Royden “Smallie” Williams died as he lived – violently. He was only 20 years old when he was accused and tried as a member of Fineman’s gang that callously committed the Lusignan Massacre in January 2008. They snuffed out the lives of eleven children, women and men while their victims were sleeping in their beds. The victims had done nothing, and were simply picked at random as Indian Guyanese PPP supporters, to send a message by gang leader “Fineman” Rawlins to the Government – whom he believed had abducted his girlfriend.
Fineman had taken over from Andrew Douglas and the other four 2002 Mash Day escapees from the Camp Street jail, and had chosen his home village as their base. In the following years, criminals and wanna-be-criminals from all over Guyana gravitated to the self-styled “African Guyanese Freedom Fighters”. Several from the Opposition political community glamorised and extolled these savage killers – who epitomised the meaning of “terrorists”. They preyed on innocent citizens to make political points against the Government.
Smallie was from the village of Uitvlugt – all the way across the Demerara River on the West Coast.
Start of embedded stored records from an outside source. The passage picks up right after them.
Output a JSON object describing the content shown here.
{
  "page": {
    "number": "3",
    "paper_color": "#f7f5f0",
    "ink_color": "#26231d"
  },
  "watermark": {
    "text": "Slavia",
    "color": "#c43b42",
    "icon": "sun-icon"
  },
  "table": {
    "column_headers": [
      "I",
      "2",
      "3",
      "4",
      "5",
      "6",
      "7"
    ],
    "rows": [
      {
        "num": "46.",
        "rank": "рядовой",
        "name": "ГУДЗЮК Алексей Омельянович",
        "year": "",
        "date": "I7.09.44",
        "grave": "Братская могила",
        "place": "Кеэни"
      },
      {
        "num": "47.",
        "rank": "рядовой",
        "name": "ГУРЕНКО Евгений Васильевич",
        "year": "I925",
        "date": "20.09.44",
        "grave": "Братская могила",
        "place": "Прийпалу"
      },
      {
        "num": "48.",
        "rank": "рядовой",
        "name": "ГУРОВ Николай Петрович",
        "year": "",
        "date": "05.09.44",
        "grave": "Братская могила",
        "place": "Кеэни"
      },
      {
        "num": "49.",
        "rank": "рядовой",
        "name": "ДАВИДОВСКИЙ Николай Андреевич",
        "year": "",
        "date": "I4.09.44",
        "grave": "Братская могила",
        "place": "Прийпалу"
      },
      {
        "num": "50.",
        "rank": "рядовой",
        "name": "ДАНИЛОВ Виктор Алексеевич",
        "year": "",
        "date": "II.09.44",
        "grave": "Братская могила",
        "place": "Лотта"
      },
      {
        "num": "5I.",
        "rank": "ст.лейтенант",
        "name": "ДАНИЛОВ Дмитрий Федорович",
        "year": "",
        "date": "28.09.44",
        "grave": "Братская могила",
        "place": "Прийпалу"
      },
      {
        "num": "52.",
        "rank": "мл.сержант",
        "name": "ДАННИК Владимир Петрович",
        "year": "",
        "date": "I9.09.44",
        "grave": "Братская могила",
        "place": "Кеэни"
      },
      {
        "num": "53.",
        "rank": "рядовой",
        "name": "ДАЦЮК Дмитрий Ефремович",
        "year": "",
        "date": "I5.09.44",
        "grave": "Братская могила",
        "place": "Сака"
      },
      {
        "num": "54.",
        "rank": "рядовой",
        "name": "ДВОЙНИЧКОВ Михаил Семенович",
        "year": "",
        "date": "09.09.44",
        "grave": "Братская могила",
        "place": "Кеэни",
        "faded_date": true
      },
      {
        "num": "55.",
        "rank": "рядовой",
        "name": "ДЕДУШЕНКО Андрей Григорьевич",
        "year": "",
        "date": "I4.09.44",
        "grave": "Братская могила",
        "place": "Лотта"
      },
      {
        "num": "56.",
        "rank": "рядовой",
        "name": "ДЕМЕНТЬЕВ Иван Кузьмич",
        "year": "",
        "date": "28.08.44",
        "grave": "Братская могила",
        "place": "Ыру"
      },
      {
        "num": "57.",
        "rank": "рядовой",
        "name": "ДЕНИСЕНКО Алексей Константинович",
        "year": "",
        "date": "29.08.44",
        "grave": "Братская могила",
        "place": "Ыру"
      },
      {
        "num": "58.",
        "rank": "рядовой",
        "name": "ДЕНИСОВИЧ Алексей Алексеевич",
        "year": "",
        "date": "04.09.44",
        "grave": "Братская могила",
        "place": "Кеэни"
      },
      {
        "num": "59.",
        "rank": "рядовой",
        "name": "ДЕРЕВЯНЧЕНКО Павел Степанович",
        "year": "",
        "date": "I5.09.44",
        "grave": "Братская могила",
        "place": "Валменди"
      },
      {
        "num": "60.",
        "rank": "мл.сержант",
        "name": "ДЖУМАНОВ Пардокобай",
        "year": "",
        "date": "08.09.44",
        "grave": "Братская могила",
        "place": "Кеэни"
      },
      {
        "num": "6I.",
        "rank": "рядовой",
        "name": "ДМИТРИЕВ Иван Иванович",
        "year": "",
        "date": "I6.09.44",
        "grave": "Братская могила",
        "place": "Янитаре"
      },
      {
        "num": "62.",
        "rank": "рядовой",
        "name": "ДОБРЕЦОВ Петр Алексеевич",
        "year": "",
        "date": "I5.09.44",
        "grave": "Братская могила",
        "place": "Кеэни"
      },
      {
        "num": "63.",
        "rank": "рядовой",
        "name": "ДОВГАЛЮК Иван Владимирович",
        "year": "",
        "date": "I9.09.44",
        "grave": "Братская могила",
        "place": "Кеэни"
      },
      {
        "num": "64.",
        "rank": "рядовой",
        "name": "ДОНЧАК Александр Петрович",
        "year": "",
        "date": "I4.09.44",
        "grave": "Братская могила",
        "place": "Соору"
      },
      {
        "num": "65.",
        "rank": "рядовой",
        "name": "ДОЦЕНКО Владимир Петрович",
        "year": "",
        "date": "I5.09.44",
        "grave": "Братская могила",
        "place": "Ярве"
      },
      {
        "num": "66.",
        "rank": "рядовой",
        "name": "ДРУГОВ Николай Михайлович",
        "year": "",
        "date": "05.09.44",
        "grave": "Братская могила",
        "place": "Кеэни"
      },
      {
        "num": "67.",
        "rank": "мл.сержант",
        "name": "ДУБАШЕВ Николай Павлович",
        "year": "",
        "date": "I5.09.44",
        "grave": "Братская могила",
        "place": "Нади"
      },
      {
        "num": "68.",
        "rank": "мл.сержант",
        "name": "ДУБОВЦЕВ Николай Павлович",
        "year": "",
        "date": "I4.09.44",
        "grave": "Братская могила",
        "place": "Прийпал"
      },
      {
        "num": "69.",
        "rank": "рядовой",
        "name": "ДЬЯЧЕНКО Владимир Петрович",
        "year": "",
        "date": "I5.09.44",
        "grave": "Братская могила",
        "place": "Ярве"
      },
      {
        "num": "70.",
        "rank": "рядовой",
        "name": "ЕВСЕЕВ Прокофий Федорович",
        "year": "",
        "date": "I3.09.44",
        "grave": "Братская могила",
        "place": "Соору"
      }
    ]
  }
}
No one’s pinpointed when he actually joined the gang – but he had to’ve been a teenager. His co-accused who was tried for the Lusignan massacre was just FOURTEEN. The Buxton Gang acted as a finishing school for young aspiring criminals – including many from the village. While Smallie and his accomplice were tried – the others had died in a firefight with the Joint Services in August 2008. Smallie and his co-accused were acquitted on technicalities. Because Smallie had also been convicted for the murder of a soldier in Buxton, he remained in jail, but his even more youthful accomplice was freed. One wonders what he’s doing right now.
Smallie went on to participate in the Bartica Massacre, a month after the Lusignan Massacre, wherein eight were murdered. He was also convicted for this mayhem. In 2017, by now a hardened jailbird, Smallie masterminded a breakout fire at his Lot 12 Camp St lodgings. Thirteen persons were killed in that conflagration – but Smallie was sprung. Not for long, though!! He was captured in a bus on WCB – probably on his way to Suriname.
So, imagine, with a background like that, Smallie was allowed to meet some Venezuelan woman on his own outside the prison. It was a carefully orchestrated plan to spring him once again in real Wild West fashion. Gunmen from a boat fired on the prison officers bringing back Smallie from the supposedly highest-security Mazaruni Prison. And supposedly in shackles, he swam to the boat and escaped.
The Joint Services then successfully followed General Colin Powell’s war maxim: “We’re gonna find them, cut them off and kill them.”

…of futility
Your Eyewitness feels for the leaders – especially the wanna-be-leaders! – in the PNC. But really, they shouldn’t blame themselves. The fault, dear readers, lies in the particular constellation of stars at their formation. You see…the PNC wasn’t formed organically out of the soil of Guyana – but was launched full blown on the ambitions of one man, by foreign elements with agendas of their own.
That man – Burnham – sold his soul to those foreign elements, and while they gave him enough rope to strut around like the megalomaniac he was, they knew he’d simply implode on his contradictions. They even gave him money to fund a party – but he thought he was cleverer to use only sycophants, who massaged his ego in the party that was simply a vestigial organ – like our useless appendix!!
The PNC – unlike the PPP – has no institutional memory of how a party’s actually organised and maintained. Like with everything else, Burnham only focused on words – not actions and institutions!!

…of realpolitik
Henry Kissinger – the ultimate realpolitik wonk – is 100 years old. His power- and-transactionalist-oriented foreign policy approach produced destructive outcomes. From coups installing dictators like in Chile, to murdering civilians in Cambodia, and alienating potential allies like India.